While districts throughout the Commonwealth are considering different approaches to the hybrid model, Winthrop’s return to school task force has chosen option two, which will allow for two in-person days of learning, and three remote days for students in grades Pre-K through 12. Students will be broken up into cohorts, either blue or gold, and they will attend in-person lessons on either Monday and Tuesdays of every week or Thursdays and Fridays of every week. Wednesdays will be reserved for cleaning the school buildings while all students work remotely. Siblings will be prioritized and placed in the same cohorts when possible, to ease the burden on parents, and students with high needs will have the opportunity to attend in-classroom learning four days a week.
“There are pros and cons to each of the options and option two best fits the needs of our students and allows us to follow safety and cleaning protocols,” said Superintendent Lisa Howard. “I do want to acknowledge the countless efforts and time that has gone into this decision-making process. Multiple members of staff and community have generously offered to participate in complex and a more than challenging process. The willingness to be open to all possibilities during this time of uncertainty has been nothing short of amazing.”

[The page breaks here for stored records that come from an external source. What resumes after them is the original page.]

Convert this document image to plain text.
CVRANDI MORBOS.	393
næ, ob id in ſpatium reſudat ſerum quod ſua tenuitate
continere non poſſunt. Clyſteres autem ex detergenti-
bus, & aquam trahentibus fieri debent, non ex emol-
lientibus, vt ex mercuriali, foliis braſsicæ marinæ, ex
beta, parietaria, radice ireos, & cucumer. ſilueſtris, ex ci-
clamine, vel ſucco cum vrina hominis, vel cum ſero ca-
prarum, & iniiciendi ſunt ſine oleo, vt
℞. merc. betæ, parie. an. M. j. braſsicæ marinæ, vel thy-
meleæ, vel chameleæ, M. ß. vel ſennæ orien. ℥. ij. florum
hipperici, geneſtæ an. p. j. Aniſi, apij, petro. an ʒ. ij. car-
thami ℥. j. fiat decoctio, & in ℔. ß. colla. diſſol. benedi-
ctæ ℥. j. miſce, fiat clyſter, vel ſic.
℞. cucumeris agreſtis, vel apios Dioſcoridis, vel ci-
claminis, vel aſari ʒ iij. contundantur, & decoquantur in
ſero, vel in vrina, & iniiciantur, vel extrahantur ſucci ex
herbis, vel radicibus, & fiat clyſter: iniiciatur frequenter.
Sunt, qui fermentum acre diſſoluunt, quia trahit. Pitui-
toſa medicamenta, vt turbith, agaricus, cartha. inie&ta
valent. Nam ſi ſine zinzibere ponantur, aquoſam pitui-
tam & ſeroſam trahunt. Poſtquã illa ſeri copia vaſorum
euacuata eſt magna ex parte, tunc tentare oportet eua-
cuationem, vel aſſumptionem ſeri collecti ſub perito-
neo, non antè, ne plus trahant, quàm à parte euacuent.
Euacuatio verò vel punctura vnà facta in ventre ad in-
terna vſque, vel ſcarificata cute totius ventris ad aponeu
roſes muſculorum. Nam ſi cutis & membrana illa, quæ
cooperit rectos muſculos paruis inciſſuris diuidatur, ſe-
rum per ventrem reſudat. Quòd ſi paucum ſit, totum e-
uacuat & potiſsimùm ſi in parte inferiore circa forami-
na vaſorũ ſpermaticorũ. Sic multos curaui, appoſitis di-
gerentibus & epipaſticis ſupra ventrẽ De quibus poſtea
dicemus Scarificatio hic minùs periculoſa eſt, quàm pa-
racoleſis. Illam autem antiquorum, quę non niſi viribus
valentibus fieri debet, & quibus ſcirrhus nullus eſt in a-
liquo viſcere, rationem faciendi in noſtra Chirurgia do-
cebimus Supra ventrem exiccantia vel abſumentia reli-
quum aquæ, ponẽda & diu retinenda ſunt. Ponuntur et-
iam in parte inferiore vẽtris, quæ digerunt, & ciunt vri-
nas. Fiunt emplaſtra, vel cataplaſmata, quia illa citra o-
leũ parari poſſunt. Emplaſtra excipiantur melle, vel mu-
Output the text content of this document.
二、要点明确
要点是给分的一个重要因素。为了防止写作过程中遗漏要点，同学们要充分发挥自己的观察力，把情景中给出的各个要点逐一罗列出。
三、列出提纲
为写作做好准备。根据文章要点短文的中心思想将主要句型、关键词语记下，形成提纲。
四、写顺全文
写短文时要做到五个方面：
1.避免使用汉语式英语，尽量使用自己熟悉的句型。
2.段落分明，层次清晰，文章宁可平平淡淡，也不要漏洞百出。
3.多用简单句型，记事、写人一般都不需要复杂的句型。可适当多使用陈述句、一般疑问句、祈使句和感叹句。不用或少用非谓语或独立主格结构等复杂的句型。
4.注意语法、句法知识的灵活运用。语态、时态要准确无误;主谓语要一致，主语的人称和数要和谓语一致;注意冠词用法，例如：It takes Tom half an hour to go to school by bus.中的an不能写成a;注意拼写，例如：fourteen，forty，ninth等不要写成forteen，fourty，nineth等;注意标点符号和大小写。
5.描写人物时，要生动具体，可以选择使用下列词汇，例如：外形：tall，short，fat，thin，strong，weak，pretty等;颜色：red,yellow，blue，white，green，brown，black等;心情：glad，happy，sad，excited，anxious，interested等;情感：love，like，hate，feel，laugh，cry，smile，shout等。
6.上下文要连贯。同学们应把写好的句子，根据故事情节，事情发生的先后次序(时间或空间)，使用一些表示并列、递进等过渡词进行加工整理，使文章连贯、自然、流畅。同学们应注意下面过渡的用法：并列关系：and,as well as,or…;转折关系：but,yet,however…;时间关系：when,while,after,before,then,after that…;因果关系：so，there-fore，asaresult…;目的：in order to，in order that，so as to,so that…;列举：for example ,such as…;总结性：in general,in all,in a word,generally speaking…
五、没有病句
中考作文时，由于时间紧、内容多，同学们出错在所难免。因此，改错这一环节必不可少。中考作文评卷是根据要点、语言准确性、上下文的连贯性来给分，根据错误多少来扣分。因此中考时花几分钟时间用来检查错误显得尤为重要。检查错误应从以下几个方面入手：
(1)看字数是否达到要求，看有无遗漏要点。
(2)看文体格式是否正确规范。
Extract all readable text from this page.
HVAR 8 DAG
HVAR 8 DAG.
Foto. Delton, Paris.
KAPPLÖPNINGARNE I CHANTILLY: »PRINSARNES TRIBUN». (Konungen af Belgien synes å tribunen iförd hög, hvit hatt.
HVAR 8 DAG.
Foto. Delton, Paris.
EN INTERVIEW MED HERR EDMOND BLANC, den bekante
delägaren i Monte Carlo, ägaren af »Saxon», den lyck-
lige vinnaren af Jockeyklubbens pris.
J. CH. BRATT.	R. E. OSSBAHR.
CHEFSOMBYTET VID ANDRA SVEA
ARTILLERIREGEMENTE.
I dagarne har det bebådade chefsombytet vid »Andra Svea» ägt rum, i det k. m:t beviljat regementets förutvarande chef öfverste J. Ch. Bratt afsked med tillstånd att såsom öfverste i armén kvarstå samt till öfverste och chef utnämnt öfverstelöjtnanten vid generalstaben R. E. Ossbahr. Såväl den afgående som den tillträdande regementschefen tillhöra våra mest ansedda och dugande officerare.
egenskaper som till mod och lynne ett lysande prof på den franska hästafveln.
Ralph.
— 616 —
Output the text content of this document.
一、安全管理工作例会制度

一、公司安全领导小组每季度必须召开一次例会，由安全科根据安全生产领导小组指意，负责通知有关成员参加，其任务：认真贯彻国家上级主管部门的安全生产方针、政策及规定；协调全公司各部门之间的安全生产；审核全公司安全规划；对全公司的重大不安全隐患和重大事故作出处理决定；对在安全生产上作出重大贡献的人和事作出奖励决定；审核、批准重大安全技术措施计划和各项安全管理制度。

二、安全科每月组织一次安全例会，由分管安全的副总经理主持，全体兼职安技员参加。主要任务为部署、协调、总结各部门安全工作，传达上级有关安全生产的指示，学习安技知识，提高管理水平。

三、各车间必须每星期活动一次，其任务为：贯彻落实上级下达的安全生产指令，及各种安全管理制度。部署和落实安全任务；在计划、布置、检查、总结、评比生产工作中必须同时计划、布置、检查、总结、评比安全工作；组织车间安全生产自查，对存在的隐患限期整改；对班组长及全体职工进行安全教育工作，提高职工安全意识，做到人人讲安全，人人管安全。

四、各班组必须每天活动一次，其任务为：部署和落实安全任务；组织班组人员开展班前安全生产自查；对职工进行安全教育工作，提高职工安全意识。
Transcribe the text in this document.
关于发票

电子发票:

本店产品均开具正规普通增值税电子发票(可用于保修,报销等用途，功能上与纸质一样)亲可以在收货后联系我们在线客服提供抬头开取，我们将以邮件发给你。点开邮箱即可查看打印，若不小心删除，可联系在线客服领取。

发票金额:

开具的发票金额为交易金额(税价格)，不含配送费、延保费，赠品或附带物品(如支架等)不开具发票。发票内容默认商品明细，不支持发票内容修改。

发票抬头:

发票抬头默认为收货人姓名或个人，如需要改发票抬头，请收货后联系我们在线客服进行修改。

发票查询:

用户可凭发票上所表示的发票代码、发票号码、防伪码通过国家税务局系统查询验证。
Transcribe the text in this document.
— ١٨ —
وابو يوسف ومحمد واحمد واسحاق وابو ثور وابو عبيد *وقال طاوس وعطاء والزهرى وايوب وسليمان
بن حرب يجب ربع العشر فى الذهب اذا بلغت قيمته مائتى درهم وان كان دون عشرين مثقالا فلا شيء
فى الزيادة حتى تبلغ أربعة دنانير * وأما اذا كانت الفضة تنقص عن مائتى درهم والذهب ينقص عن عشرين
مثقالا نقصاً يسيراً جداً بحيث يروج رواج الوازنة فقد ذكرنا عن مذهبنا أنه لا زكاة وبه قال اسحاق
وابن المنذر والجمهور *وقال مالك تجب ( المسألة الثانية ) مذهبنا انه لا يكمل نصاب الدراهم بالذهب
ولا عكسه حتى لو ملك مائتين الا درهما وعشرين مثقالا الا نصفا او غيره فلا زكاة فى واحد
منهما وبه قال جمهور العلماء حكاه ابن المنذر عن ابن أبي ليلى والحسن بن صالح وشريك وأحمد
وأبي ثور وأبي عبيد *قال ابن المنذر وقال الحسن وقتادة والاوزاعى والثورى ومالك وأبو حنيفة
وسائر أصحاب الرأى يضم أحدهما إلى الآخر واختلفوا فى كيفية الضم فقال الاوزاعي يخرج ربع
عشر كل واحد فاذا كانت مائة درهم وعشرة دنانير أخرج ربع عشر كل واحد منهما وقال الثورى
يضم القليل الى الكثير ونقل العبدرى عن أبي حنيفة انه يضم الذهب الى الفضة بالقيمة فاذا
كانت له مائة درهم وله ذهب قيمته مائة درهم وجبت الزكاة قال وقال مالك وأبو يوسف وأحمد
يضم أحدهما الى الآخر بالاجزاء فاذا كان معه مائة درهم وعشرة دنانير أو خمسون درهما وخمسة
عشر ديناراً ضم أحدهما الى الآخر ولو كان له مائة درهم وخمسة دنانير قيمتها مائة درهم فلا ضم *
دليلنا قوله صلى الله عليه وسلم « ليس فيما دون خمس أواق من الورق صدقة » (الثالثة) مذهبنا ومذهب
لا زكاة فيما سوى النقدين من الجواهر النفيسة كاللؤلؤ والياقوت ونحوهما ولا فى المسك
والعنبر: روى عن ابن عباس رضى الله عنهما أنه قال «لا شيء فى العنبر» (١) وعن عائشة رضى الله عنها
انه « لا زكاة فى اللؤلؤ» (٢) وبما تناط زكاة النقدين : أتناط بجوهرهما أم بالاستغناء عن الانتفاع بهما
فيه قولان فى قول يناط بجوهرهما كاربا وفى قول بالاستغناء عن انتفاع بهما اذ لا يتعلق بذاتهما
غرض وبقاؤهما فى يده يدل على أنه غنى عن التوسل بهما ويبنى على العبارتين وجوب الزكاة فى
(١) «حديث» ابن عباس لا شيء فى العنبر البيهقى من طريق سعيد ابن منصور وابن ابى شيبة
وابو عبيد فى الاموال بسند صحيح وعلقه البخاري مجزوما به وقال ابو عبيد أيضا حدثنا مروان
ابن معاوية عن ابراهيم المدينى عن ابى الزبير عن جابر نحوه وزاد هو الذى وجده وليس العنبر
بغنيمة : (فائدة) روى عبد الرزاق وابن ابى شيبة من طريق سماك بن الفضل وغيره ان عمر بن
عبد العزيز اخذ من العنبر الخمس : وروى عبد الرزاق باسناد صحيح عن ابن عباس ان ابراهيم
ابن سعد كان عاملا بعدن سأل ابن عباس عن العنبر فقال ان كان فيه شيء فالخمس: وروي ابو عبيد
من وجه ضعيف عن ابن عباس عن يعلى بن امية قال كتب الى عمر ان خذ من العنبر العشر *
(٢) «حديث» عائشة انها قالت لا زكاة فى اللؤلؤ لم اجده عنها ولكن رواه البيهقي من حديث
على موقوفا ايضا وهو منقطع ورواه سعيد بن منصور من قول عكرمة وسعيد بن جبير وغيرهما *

Option one of the hybrid model follows a one week on one week off schedule and option three breaks up groups of students into morning or afternoon schedules, alternating days and weeks.
Howard said the return to school task force considered all factors when determining the best fit for the district. As part of the research, the Board of Health, school custodians, principals and teachers worked together and did several building assessments to determine how health and safety procedures could be enacted.
“The decision was driven by recommendations by state officials and well-respected health and disease specialists. This option will allow us to have in-person learning in smaller groups while maintaining six-feet of social distancing, as opposed to the three-feet of social distancing that would be mandatory in a full in-person setting. It allows us to begin the process of a phased-in return to school.”
There is also the option for families to opt out of the hybrid model and adopt a full remote model, which will be offered by the state. The school district will not lose Chapter 70 for students who opt for fully remote because they will still be enrolled in public school and funded by public school. Students that are not enrolled in the school hybrid plan will not be eligible for any school related extra-curricular activities including sports per the Department of Education.
The district has until August 10th to hand in their final decision. When the full plan is in place the public will be updated and notified of all safety protocols and the setup of heating systems, air quality, and filter systems in the school buildings. As of now, 90% of districts across the Commonwealth have adopted the hybrid model, and 10% have adopted fully remote or have not yet decided.
On November 13th, the school committee will review guidance provided by the Department of Education and the Board of Health to re-evaluate the model and decide on the next steps.